Whetk Water Quality Test Kit
Eventually, I'll send a sample to Ward Laboratories. They provide a home brewers test package. They send you a water bottle and return packaging. You take a sample and mail it back. They make it simple and it costs $33.
Kit Contents
The kit I bought comes with various strips, tablets for the iron test, and a sample vial. I just had to fill the vial with water from the tap, stick the various test strips and compare the strips to the charts.

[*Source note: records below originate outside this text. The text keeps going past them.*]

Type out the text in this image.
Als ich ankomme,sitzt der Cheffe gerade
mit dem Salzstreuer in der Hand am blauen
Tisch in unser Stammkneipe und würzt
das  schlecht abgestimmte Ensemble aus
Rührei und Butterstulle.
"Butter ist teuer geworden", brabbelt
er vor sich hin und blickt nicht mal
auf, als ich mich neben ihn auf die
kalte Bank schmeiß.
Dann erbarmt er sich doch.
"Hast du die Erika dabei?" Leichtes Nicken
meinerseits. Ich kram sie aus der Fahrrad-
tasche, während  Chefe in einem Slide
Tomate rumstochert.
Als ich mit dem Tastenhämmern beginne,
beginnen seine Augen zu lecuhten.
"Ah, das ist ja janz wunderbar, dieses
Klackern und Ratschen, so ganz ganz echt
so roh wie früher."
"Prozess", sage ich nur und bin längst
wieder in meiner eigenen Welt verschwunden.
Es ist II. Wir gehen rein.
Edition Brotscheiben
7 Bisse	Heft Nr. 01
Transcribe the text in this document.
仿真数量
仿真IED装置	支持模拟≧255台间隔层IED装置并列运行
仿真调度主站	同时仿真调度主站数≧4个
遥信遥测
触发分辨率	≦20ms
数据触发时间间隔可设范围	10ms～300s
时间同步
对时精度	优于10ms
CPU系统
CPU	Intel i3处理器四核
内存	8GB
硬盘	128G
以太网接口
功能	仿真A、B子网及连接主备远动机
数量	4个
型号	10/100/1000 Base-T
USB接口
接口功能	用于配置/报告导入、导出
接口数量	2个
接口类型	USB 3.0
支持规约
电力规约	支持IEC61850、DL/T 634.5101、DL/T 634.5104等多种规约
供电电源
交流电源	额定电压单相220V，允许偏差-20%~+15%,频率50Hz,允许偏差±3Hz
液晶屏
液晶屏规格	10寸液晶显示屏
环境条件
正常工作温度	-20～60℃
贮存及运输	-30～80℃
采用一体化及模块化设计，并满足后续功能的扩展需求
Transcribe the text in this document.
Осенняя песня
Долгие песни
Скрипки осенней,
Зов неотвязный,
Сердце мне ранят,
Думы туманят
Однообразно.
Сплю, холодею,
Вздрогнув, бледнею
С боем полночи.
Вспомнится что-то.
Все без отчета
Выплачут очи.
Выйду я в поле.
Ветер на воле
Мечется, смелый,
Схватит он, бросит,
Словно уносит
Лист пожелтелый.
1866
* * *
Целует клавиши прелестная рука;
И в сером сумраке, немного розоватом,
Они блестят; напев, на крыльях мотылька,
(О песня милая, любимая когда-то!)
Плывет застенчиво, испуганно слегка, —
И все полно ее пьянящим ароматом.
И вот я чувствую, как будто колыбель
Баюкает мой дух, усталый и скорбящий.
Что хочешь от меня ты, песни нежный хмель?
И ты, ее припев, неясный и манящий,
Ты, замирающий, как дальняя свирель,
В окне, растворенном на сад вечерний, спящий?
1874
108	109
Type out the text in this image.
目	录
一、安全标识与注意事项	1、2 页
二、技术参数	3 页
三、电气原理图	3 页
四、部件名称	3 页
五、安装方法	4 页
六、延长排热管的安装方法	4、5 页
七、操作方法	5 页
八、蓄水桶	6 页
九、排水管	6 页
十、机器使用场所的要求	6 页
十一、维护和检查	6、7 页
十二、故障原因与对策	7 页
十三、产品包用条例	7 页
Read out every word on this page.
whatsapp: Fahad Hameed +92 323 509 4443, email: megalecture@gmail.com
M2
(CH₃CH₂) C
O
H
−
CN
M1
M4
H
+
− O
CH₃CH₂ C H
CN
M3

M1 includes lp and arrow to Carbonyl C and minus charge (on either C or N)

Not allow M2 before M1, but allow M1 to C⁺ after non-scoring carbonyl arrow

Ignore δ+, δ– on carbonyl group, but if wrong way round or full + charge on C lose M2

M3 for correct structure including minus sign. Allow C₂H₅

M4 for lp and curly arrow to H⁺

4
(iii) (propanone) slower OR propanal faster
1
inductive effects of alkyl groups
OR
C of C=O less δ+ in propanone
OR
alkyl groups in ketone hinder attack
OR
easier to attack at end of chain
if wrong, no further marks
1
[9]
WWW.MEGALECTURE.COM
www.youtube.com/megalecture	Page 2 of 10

The results are as follows (to the extent that I could match the test strips and the colors on the charts):
  • chlorine: 0 ppm
  • alkalinity: 120 ppm?
  • pH: 6.5 or 7
  • hardness: 0 ppm
  • nitrate: 0 ppm
  • copper: 0 ppm
  • iron: 0 ppm
Those results appear to be good. For general everyday cooking use and drinking water in the home those results are great. 

I'll want to bring the water pH down for my mash. Palmer's book says that you want between 5.1 and 5.5 (when measured at mash temperature). His book has more to say about other compounds like Magnesium, Calcium, and Bicarbonate, but I don't have that information yet.